How Indexes Improve Database Read Performance

Have you ever noticed how everything in building apps or software engineering revolves around handling data and performing operations? It involves operations like create, read, update, and delete, all usually done on a database. Fascinating, isn't it? The data stored in the database is then used for a variety of business logic and manipulation. So, at its core, it's all about data, right? Now, here's something intriguing: among these four (CRUD) operations, reading data happens more frequently than the others and occurs multiple times. We know that database operations can be quite costly due to various engineering constraints. Every query to a database consumes resources such as CPU, memory, and disk I/O. As the database size grows, these operations—especially those that require scanning large data sets—can slow down response times significantly. Furthermore, the need to handle concurrent requests, ensure data consistency, and manage network latencies adds another layer of complexity, doesn't it? So, optimizing these operations, especially the "read" operation, becomes crucial. And that's where an interesting database engineering concept comes into play—"indexing."

But what exactly is indexing?! Well, let's explore an example of indexing. Have you ever used a dictionary? Yes, the big book, not the Python dictionary :) When you're searching for a word in a dictionary, you begin with the first letter and locate the word from there. The first letter serves as an index. The words in the dictionary are arranged by their first letter at the highest level.

Alright, enough with the analogies and beating around the bush—let's dive into the technical stuff!
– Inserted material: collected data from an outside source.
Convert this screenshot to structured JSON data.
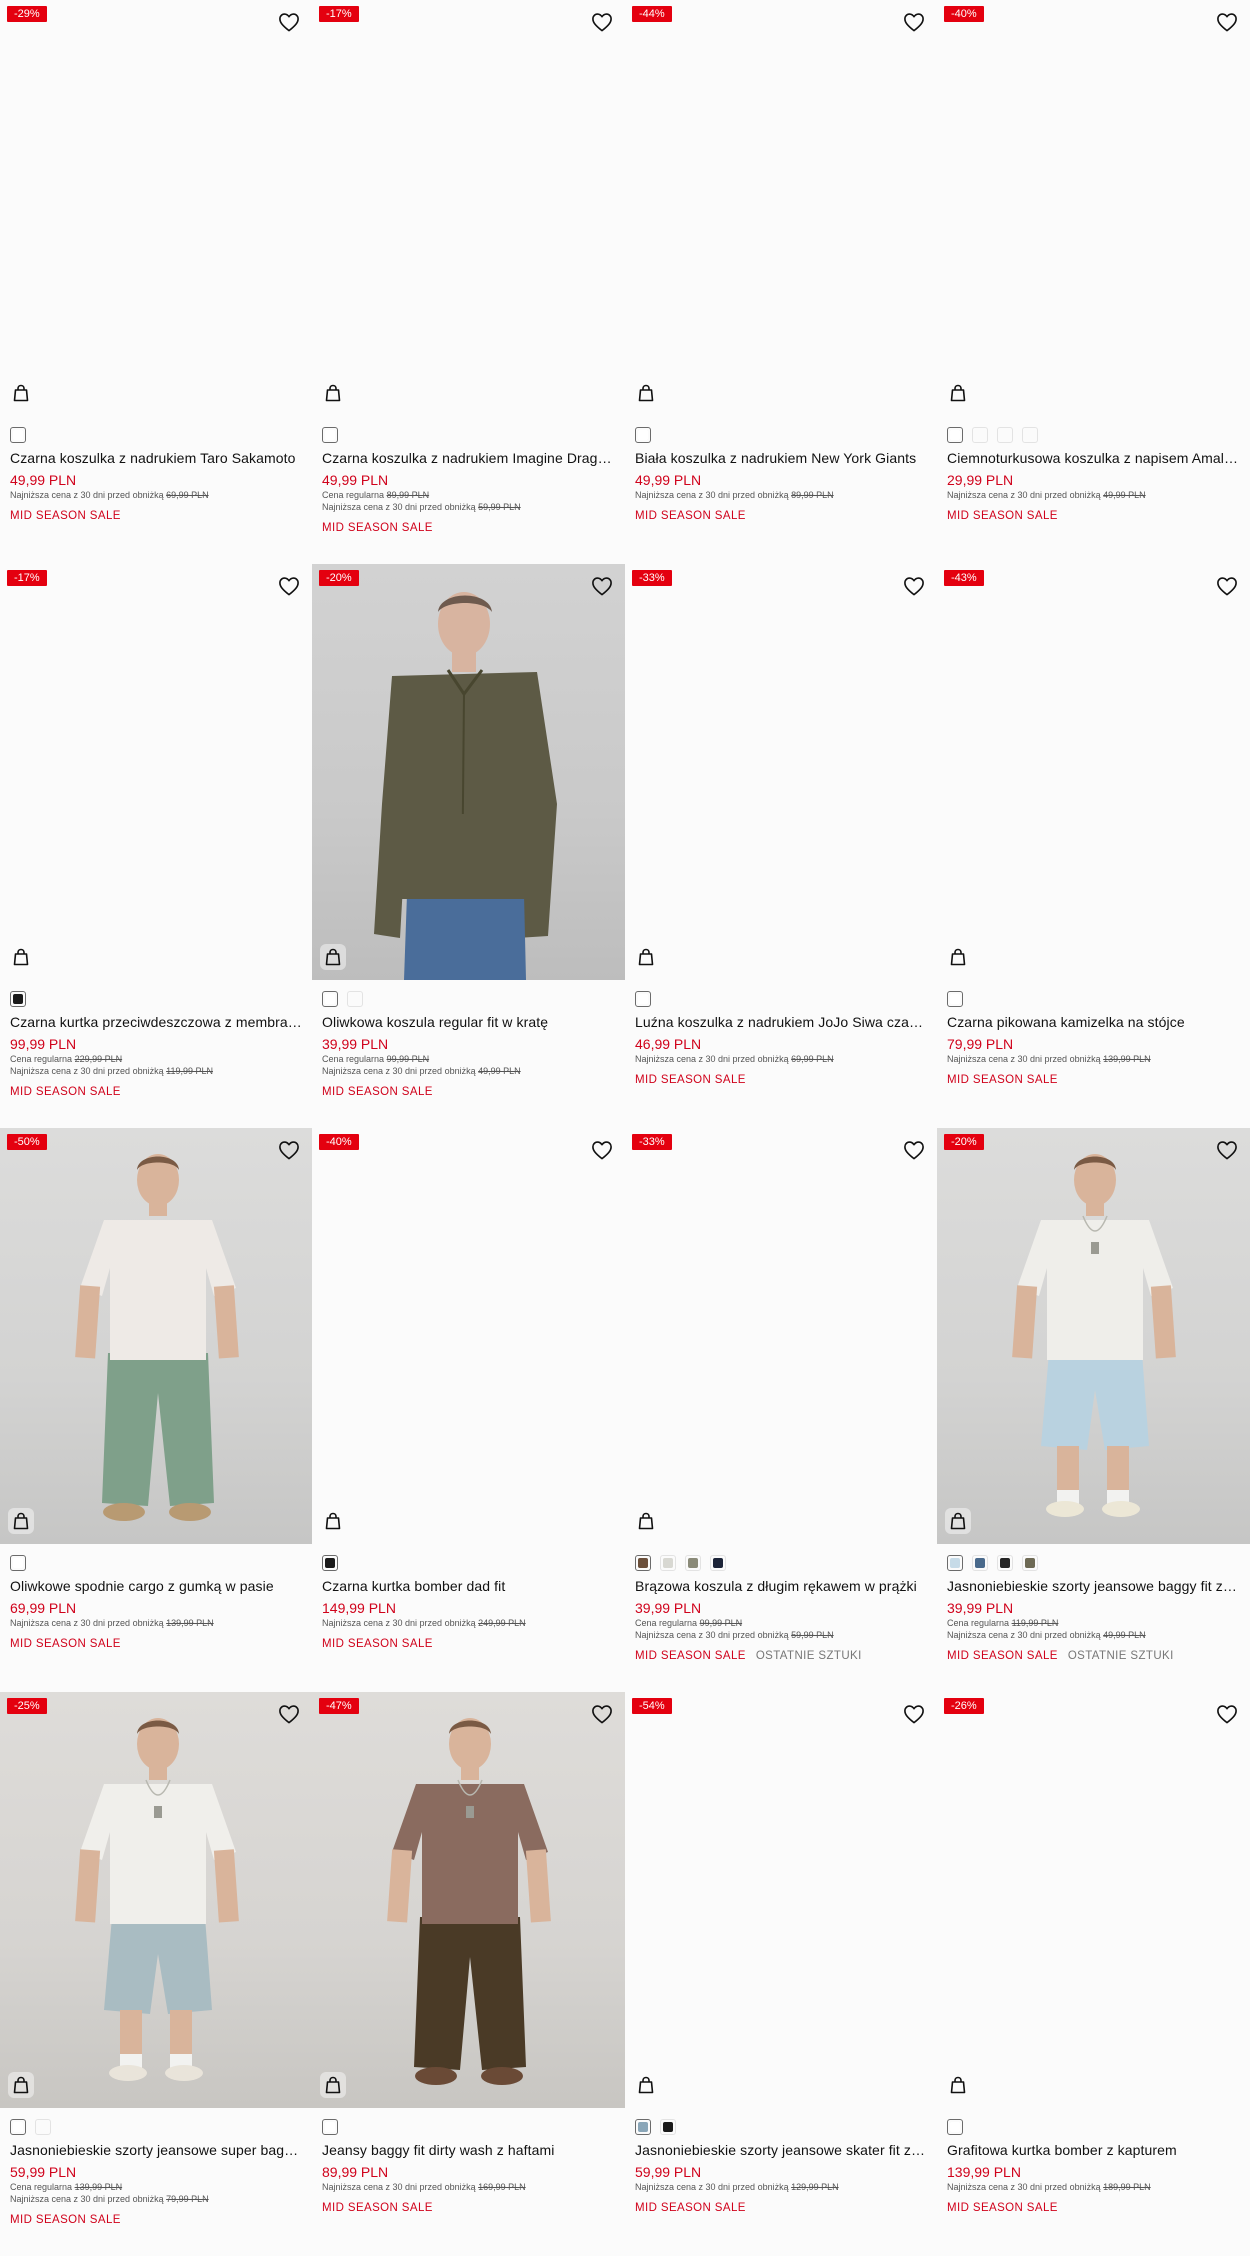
{
  "products": [
    {
      "badge": "-29%",
      "name": "Czarna koszulka z nadrukiem Taro Sakamoto",
      "price": "49,99 PLN",
      "regular_label": "",
      "regular_price": "",
      "lowest_label": "Najniższa cena z 30 dni przed obniżką",
      "lowest_price": "69,99 PLN",
      "tags": [
        "MID SEASON SALE"
      ],
      "swatches": [
        "#ffffff"
      ],
      "selected": 0,
      "photo": "blank"
    },
    {
      "badge": "-17%",
      "name": "Czarna koszulka z nadrukiem Imagine Dragons",
      "price": "49,99 PLN",
      "regular_label": "Cena regularna",
      "regular_price": "89,99 PLN",
      "lowest_label": "Najniższa cena z 30 dni przed obniżką",
      "lowest_price": "59,99 PLN",
      "tags": [
        "MID SEASON SALE"
      ],
      "swatches": [
        "#ffffff"
      ],
      "selected": 0,
      "photo": "blank"
    },
    {
      "badge": "-44%",
      "name": "Biała koszulka z nadrukiem New York Giants",
      "price": "49,99 PLN",
      "regular_label": "",
      "regular_price": "",
      "lowest_label": "Najniższa cena z 30 dni przed obniżką",
      "lowest_price": "89,99 PLN",
      "tags": [
        "MID SEASON SALE"
      ],
      "swatches": [
        "#ffffff"
      ],
      "selected": 0,
      "photo": "blank"
    },
    {
      "badge": "-40%",
      "name": "Ciemnoturkusowa koszulka z napisem Amalfi Coast",
      "price": "29,99 PLN",
      "regular_label": "",
      "regular_price": "",
      "lowest_label": "Najniższa cena z 30 dni przed obniżką",
      "lowest_price": "49,99 PLN",
      "tags": [
        "MID SEASON SALE"
      ],
      "swatches": [
        "#ffffff",
        "#fbfbfb",
        "#fbfbfb",
        "#fbfbfb"
      ],
      "selected": 0,
      "photo": "blank"
    },
    {
      "badge": "-17%",
      "name": "Czarna kurtka przeciwdeszczowa z membraną",
      "price": "99,99 PLN",
      "regular_label": "Cena regularna",
      "regular_price": "229,99 PLN",
      "lowest_label": "Najniższa cena z 30 dni przed obniżką",
      "lowest_price": "119,99 PLN",
      "tags": [
        "MID SEASON SALE"
      ],
      "swatches": [
        "#1a1a1a"
      ],
      "selected": 0,
      "photo": "blank"
    },
    {
      "badge": "-20%",
      "name": "Oliwkowa koszula regular fit w kratę",
      "price": "39,99 PLN",
      "regular_label": "Cena regularna",
      "regular_price": "99,99 PLN",
      "lowest_label": "Najniższa cena z 30 dni przed obniżką",
      "lowest_price": "49,99 PLN",
      "tags": [
        "MID SEASON SALE"
      ],
      "swatches": [
        "#ffffff",
        "#fbfbfb"
      ],
      "selected": 0,
      "photo": "shirt"
    },
    {
      "badge": "-33%",
      "name": "Luźna koszulka z nadrukiem JoJo Siwa czarna",
      "price": "46,99 PLN",
      "regular_label": "",
      "regular_price": "",
      "lowest_label": "Najniższa cena z 30 dni przed obniżką",
      "lowest_price": "69,99 PLN",
      "tags": [
        "MID SEASON SALE"
      ],
      "swatches": [
        "#ffffff"
      ],
      "selected": 0,
      "photo": "blank"
    },
    {
      "badge": "-43%",
      "name": "Czarna pikowana kamizelka na stójce",
      "price": "79,99 PLN",
      "regular_label": "",
      "regular_price": "",
      "lowest_label": "Najniższa cena z 30 dni przed obniżką",
      "lowest_price": "139,99 PLN",
      "tags": [
        "MID SEASON SALE"
      ],
      "swatches": [
        "#ffffff"
      ],
      "selected": 0,
      "photo": "blank"
    },
    {
      "badge": "-50%",
      "name": "Oliwkowe spodnie cargo z gumką w pasie",
      "price": "69,99 PLN",
      "regular_label": "",
      "regular_price": "",
      "lowest_label": "Najniższa cena z 30 dni przed obniżką",
      "lowest_price": "139,99 PLN",
      "tags": [
        "MID SEASON SALE"
      ],
      "swatches": [
        "#ffffff"
      ],
      "selected": 0,
      "photo": "cargo"
    },
    {
      "badge": "-40%",
      "name": "Czarna kurtka bomber dad fit",
      "price": "149,99 PLN",
      "regular_label": "",
      "regular_price": "",
      "lowest_label": "Najniższa cena z 30 dni przed obniżką",
      "lowest_price": "249,99 PLN",
      "tags": [
        "MID SEASON SALE"
      ],
      "swatches": [
        "#1a1a1a"
      ],
      "selected": 0,
      "photo": "blank"
    },
    {
      "badge": "-33%",
      "name": "Brązowa koszula z długim rękawem w prążki",
      "price": "39,99 PLN",
      "regular_label": "Cena regularna",
      "regular_price": "99,99 PLN",
      "lowest_label": "Najniższa cena z 30 dni przed obniżką",
      "lowest_price": "59,99 PLN",
      "tags": [
        "MID SEASON SALE",
        "OSTATNIE SZTUKI"
      ],
      "swatches": [
        "#6b4f3a",
        "#d8d8d2",
        "#8a8a78",
        "#1c2438"
      ],
      "selected": 0,
      "photo": "blank"
    },
    {
      "badge": "-20%",
      "name": "Jasnoniebieskie szorty jeansowe baggy fit z przetarciami",
      "price": "39,99 PLN",
      "regular_label": "Cena regularna",
      "regular_price": "119,99 PLN",
      "lowest_label": "Najniższa cena z 30 dni przed obniżką",
      "lowest_price": "49,99 PLN",
      "tags": [
        "MID SEASON SALE",
        "OSTATNIE SZTUKI"
      ],
      "swatches": [
        "#c6dbe8",
        "#4a6a8c",
        "#252525",
        "#6e6a55"
      ],
      "selected": 0,
      "photo": "shorts1"
    },
    {
      "badge": "-25%",
      "name": "Jasnoniebieskie szorty jeansowe super baggy fit",
      "price": "59,99 PLN",
      "regular_label": "Cena regularna",
      "regular_price": "139,99 PLN",
      "lowest_label": "Najniższa cena z 30 dni przed obniżką",
      "lowest_price": "79,99 PLN",
      "tags": [
        "MID SEASON SALE"
      ],
      "swatches": [
        "#ffffff",
        "#fbfbfb"
      ],
      "selected": 0,
      "photo": "shorts2"
    },
    {
      "badge": "-47%",
      "name": "Jeansy baggy fit dirty wash z haftami",
      "price": "89,99 PLN",
      "regular_label": "",
      "regular_price": "",
      "lowest_label": "Najniższa cena z 30 dni przed obniżką",
      "lowest_price": "169,99 PLN",
      "tags": [
        "MID SEASON SALE"
      ],
      "swatches": [
        "#ffffff"
      ],
      "selected": 0,
      "photo": "jeans"
    },
    {
      "badge": "-54%",
      "name": "Jasnoniebieskie szorty jeansowe skater fit z przetarciami",
      "price": "59,99 PLN",
      "regular_label": "",
      "regular_price": "",
      "lowest_label": "Najniższa cena z 30 dni przed obniżką",
      "lowest_price": "129,99 PLN",
      "tags": [
        "MID SEASON SALE"
      ],
      "swatches": [
        "#8aa6b8",
        "#1a1a1a"
      ],
      "selected": 0,
      "photo": "blank"
    },
    {
      "badge": "-26%",
      "name": "Grafitowa kurtka bomber z kapturem",
      "price": "139,99 PLN",
      "regular_label": "",
      "regular_price": "",
      "lowest_label": "Najniższa cena z 30 dni przed obniżką",
      "lowest_price": "189,99 PLN",
      "tags": [
        "MID SEASON SALE"
      ],
      "swatches": [
        "#ffffff"
      ],
      "selected": 0,
      "photo": "blank"
    }
  ],
  "icons": {
    "favorite": "heart-icon",
    "add_to_cart": "shopping-bag-icon"
  },
  "colors": {
    "discount_badge": "#e4000f",
    "sale_price": "#d0021b",
    "tag_last_pieces": "#777777"
  }
}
In any data-driven application, a well-designed database is the backbone of performance. One of the most critical optimizations is indexing—a technique that can dramatically speed up how quickly your database retrieves data.In this post, we'll see how indexes work behind the scenes and why they are essential for efficient data retrieval.

The Cost of Disk I/O

At its core, a database consists of records stored on disk. Consider a simple SQL table, such as a users table, with columns like id, name, age, bio, and username. Each row in this table is converted into a series of bytes, for instance, 200 bytes per row. Data is written to disk in blocks, often 4 KB or, for our example, 600 bytes. This means that even reading a small piece of data requires loading an entire block into memory.

Imagine a table with 100 rows that needs 34 blocks to store all the data. In the worst-case scenario, if you need to scan the entire table, you have to read all 34 disk blocks. Even if each block read takes just one second, your query could take 34 seconds to finish. This is a significant performance cost, especially when dealing with millions of records or frequent queries for a large app.

Here's How Indexes Can Help You Out

Think of indexes as your database's table of contents. Instead of going through every row one by one to find what you need, an index cuts down the number of disk reads you have to do. Here's the scoop:

Efficient Data Mapping: An index is like a mini table that links key values (like age or name) to where the records are. So, if you're looking for users who are 20 years old, the index has pairs of the indexed field and the row ID.
Sorted Structure: Since the index is sorted by the column you're interested in, a query can quickly jump to the right spot for any value (like 20) and only read what's needed, saving you from unnecessary reads.Let’s break down a simplified example:

Without an Index:
- The database has to go through all 34 blocks to find every row with age = 20.
With an Index:
- The index is tiny (just 8 bytes per entry in our example) and might only need 2 disk blocks.
- The database checks these 2 index blocks to find the right row IDs. Then, it only reads the 2 blocks that have the actual data.
- All in all, this means just 4 disk block reads—a big drop from 34 blocks.

This kind of reduction (an 8x improvement in our example) can turn a slow, expensive task into a much quicker one. Just think about the impact in a real-world system where database speed really matters.

Behind the Scenes: How It Works

When you run a query like SELECT * FROM users WHERE age = 20, Here's the lowdown:

Step 1: Index Scan
The system quickly checks the small index table to find where the value 20 pops up. Since the index is smaller and sorted, this scan is super fast, using just a couple of blocks.
Step 2: Data Fetch
With the row IDs from the index, the system goes straight to the right rows in the main table. This skips the need to scan the whole table.
Net Result:
The time it takes to get the query results is way shorter because there are fewer disk I/O operations.

You see in environments where queries are executed frequently or databases are large, optimizing the read operations makes a dramatic difference. Without proper indexing, even a simple query might lead to a full table scan, causing heavy disk I/O that can degrade performance and overwhelm system resources. Conversely, with indexing, the performance gains are substantial, allowing databases to scale and run queries at lightning speeds.